Re-emergence of Estate Tax in 2011

Anyone whose estate is valued at more than $1m might wishfully contemplate dying this year. That is if they intend to leave property to their heirs. Because on 1 January 2011, the federal estate tax is scheduled to re-emerge with a vengeance and impose a 55% levy.

From 2001 – 2009, an increasingly valuable exclusion amount rose from $675,000 and a maximum tax rate of 55% to $3.5m and 45%. In 2010 the estate tax was repealed. Next year it may be adjusted to a $1m exemption amount and 55% top rate if Congress does nothing.

So beginning next year, families whose property values and retirement plans (and other assets too) have risen to over $1m will be vulnerable to the estate tax.

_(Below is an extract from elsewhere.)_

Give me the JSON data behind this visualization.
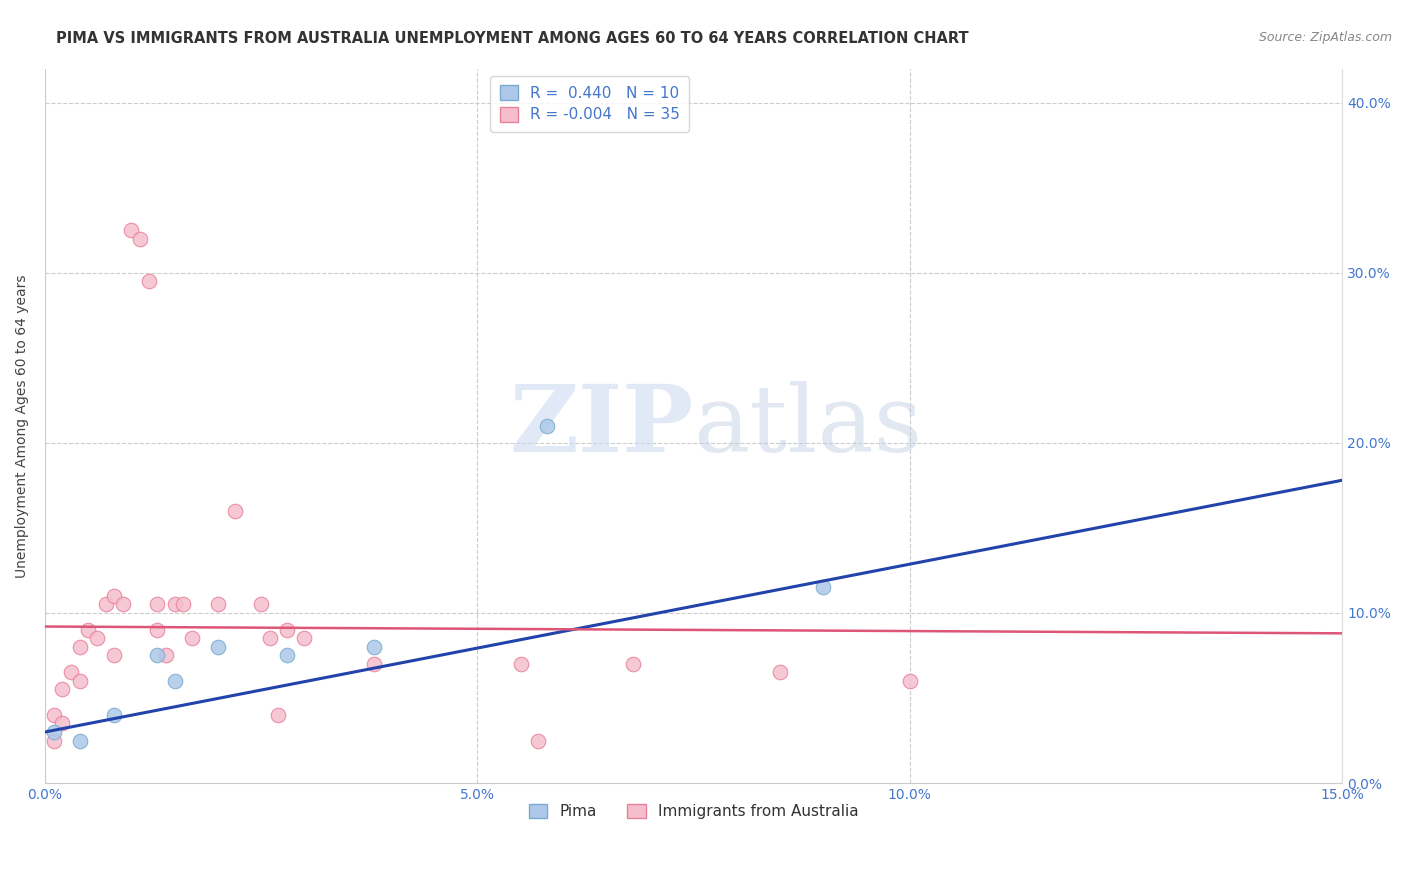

Meanwhile wealthy persons who died this year and so escaped the estate tax include George Steinbrenner, New York Yankees owner, whose estate has been estimated at $1.1 billion. The federal estate tax in 2009 was 45 percent, with the $3.5 million per-person exemption. If Steinbrenner had died last year, his estate could have been taxed almost $500 million. But not in 2010. Undoubtedly the beneficiaries of the estates of Lynn Redgrave, Art Linkletter, Dennis Hopper, J D Salinger, Lena Horne, Jean Simmons and other members of the rich and famous club are also comforted that Uncle Sam was not among the heirs of these decedents in 2010.

The Obama Administration would like to see the estate tax return to 2009 level. But Republicans blocked this proposal. More recently Senators Jon Kyl and Blanche Lincoln re-introduced legislation that exempts $5m from estate taxes with a 35% maximum tax rate. The problem with Congress passing a lenient bill is that the US Government needs the money. And though politicians may say little about raising taxes, privately they must surely be whispering in the quiet corridors of power: ‘show us the money!’